The biggest cockup in messaging, in my opinion, was when the government announced its lockdown measures. The Prime Minister said you could go to work if you couldn’t work from home. The government website said the same. The government’s widespread advertising for all that evening said you can only go to work if you are a keyworker, and the message absolutely stuck. A lot of businesses immediately closed down unnecessarily, and a heck of a lot more people got furloughed than the government was expecting. A lot of people who believed only keyworkers were allowed to work gave other people a hard time for continuing to do their jobs. GDP will be affected more than the Government calculated for.

This is what they mean when they say the ‘Stay at home’ message was too effective. Not that the virus has been eliminated, but that people stopped working when that was never the plan. I’m not going to form an opinion about the new ‘Stay Alert’ message until its meaning has been clarified, but I assume it means ‘alert to risk’ as opposed to ‘complacently leaning across me in the supermarket to get to the beans’.

I’d like to see our government’s long-term thinking, and see it compared to France and Germany’s plans for how to get through the year ahead.
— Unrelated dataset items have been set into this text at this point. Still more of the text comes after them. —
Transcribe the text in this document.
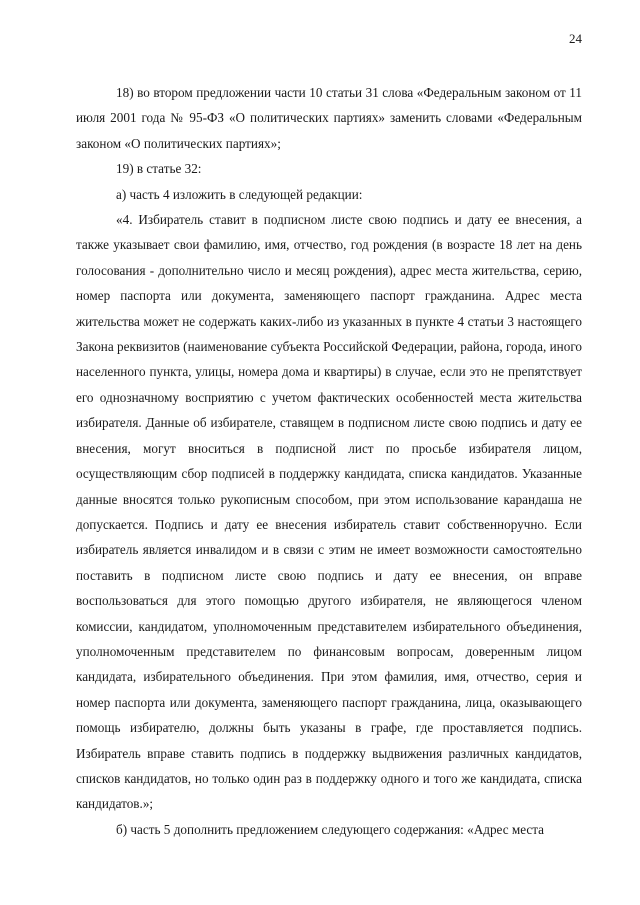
24

18) во втором предложении части 10 статьи 31 слова «Федеральным законом от 11 июля 2001 года № 95-ФЗ «О политических партиях» заменить словами «Федеральным законом «О политических партиях»;

19) в статье 32:

а) часть 4 изложить в следующей редакции:

«4. Избиратель ставит в подписном листе свою подпись и дату ее внесения, а также указывает свои фамилию, имя, отчество, год рождения (в возрасте 18 лет на день голосования - дополнительно число и месяц рождения), адрес места жительства, серию, номер паспорта или документа, заменяющего паспорт гражданина. Адрес места жительства может не содержать каких-либо из указанных в пункте 4 статьи 3 настоящего Закона реквизитов (наименование субъекта Российской Федерации, района, города, иного населенного пункта, улицы, номера дома и квартиры) в случае, если это не препятствует его однозначному восприятию с учетом фактических особенностей места жительства избирателя. Данные об избирателе, ставящем в подписном листе свою подпись и дату ее внесения, могут вноситься в подписной лист по просьбе избирателя лицом, осуществляющим сбор подписей в поддержку кандидата, списка кандидатов. Указанные данные вносятся только рукописным способом, при этом использование карандаша не допускается. Подпись и дату ее внесения избиратель ставит собственноручно. Если избиратель является инвалидом и в связи с этим не имеет возможности самостоятельно поставить в подписном листе свою подпись и дату ее внесения, он вправе воспользоваться для этого помощью другого избирателя, не являющегося членом комиссии, кандидатом, уполномоченным представителем избирательного объединения, уполномоченным представителем по финансовым вопросам, доверенным лицом кандидата, избирательного объединения. При этом фамилия, имя, отчество, серия и номер паспорта или документа, заменяющего паспорт гражданина, лица, оказывающего помощь избирателю, должны быть указаны в графе, где проставляется подпись. Избиратель вправе ставить подпись в поддержку выдвижения различных кандидатов, списков кандидатов, но только один раз в поддержку одного и того же кандидата, списка кандидатов.»;

б) часть 5 дополнить предложением следующего содержания: «Адрес места
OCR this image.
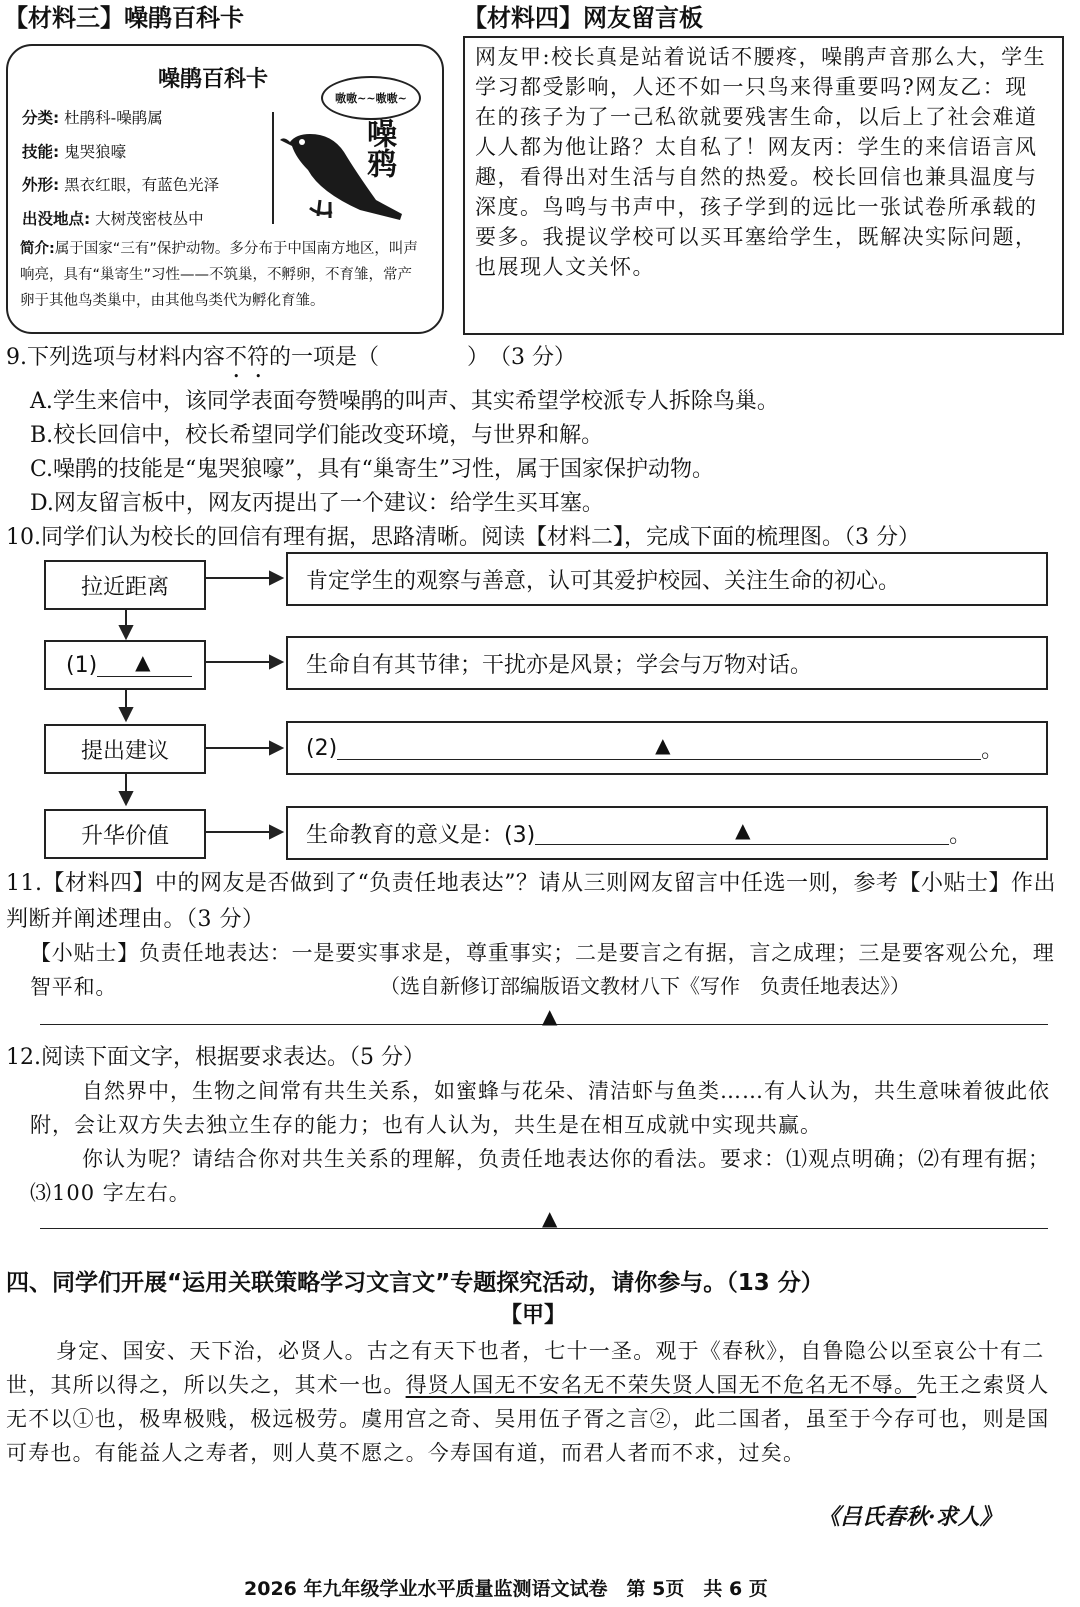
【材料三】噪鹃百科卡
噪鹃百科卡
分类: 杜鹃科-噪鹃属
技能: 鬼哭狼嚎
外形: 黑衣红眼，有蓝色光泽
出没地点: 大树茂密枝丛中
简介:属于国家“三有”保护动物。多分布于中国南方地区，叫声响亮，具有“巢寄生”习性——不筑巢，不孵卵，不育雏，常产卵于其他鸟类巢中，由其他鸟类代为孵化育雏。
嗷嗷~~嗷嗷~
噪鸦
【材料四】网友留言板
网友甲:校长真是站着说话不腰疼，噪鹃声音那么大，学生学习都受影响，人还不如一只鸟来得重要吗?网友乙：现在的孩子为了一己私欲就要残害生命，以后上了社会难道人人都为他让路？太自私了！网友丙：学生的来信语言风趣，看得出对生活与自然的热爱。校长回信也兼具温度与深度。鸟鸣与书声中，孩子学到的远比一张试卷所承载的要多。我提议学校可以买耳塞给学生，既解决实际问题，也展现人文关怀。
9.下列选项与材料内容不符的一项是（　　　　）　（3 分）
A.学生来信中，该同学表面夸赞噪鹃的叫声、其实希望学校派专人拆除鸟巢。
B.校长回信中，校长希望同学们能改变环境，与世界和解。
C.噪鹃的技能是“鬼哭狼嚎”，具有“巢寄生”习性，属于国家保护动物。
D.网友留言板中，网友丙提出了一个建议：给学生买耳塞。
10.同学们认为校长的回信有理有据，思路清晰。阅读【材料二】，完成下面的梳理图。（3 分）
拉近距离
(1) ▲
提出建议
升华价值
肯定学生的观察与善意，认可其爱护校园、关注生命的初心。
生命自有其节律；干扰亦是风景；学会与万物对话。
(2)	▲	。
生命教育的意义是：(3)	▲	。
11.【材料四】中的网友是否做到了“负责任地表达”？请从三则网友留言中任选一则，参考【小贴士】作出判断并阐述理由。（3 分）
【小贴士】负责任地表达：一是要实事求是，尊重事实；二是要言之有据，言之成理；三是要客观公允，理智平和。	（选自新修订部编版语文教材八下《写作　负责任地表达》）
▲
12.阅读下面文字，根据要求表达。（5 分）
自然界中，生物之间常有共生关系，如蜜蜂与花朵、清洁虾与鱼类……有人认为，共生意味着彼此依附，会让双方失去独立生存的能力；也有人认为，共生是在相互成就中实现共赢。
你认为呢？请结合你对共生关系的理解，负责任地表达你的看法。要求：⑴观点明确；⑵有理有据；⑶100 字左右。
▲
四、同学们开展“运用关联策略学习文言文”专题探究活动，请你参与。（13 分）
【甲】
身定、国安、天下治，必贤人。古之有天下也者，七十一圣。观于《春秋》，自鲁隐公以至哀公十有二世，其所以得之，所以失之，其术一也。得贤人国无不安名无不荣失贤人国无不危名无不辱。先王之索贤人无不以①也，极卑极贱，极远极劳。虞用宫之奇、吴用伍子胥之言②，此二国者，虽至于今存可也，则是国可寿也。有能益人之寿者，则人莫不愿之。今寿国有道，而君人者而不求，过矣。
《吕氏春秋·求人》
2026 年九年级学业水平质量监测语文试卷　第 5页　共 6 页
I don’t think our leaders have been clear enough on what their thinking is, what predictions and interpretations they are working with, and what their goals are. But I also don’t think that information would be responsibly handled by the press on on the social media battlefields so in many ways I understand the manipulative approach they have attempted, even though it doesn’t help me personally understand what they think they’re up to and whether it is wise.

Has our government been too complacent? I don’t know. Have they made huge mistakes? Almost definitely. Did they listen to the wrong scientists or prioritise the wrong things? Maybe. Can we know that for sure right now? I don’t think so. Are they deliberately trying to kill us all? No, no they’re not, and it’s bad-faith arguing on that basis that’s made me reflexively defensive of the UK’s response to COVID-19, although my goal has been to be open minded because I really, really don’t think we will be able to measure who came out of this well for a very long time. It’s not over til it’s gone.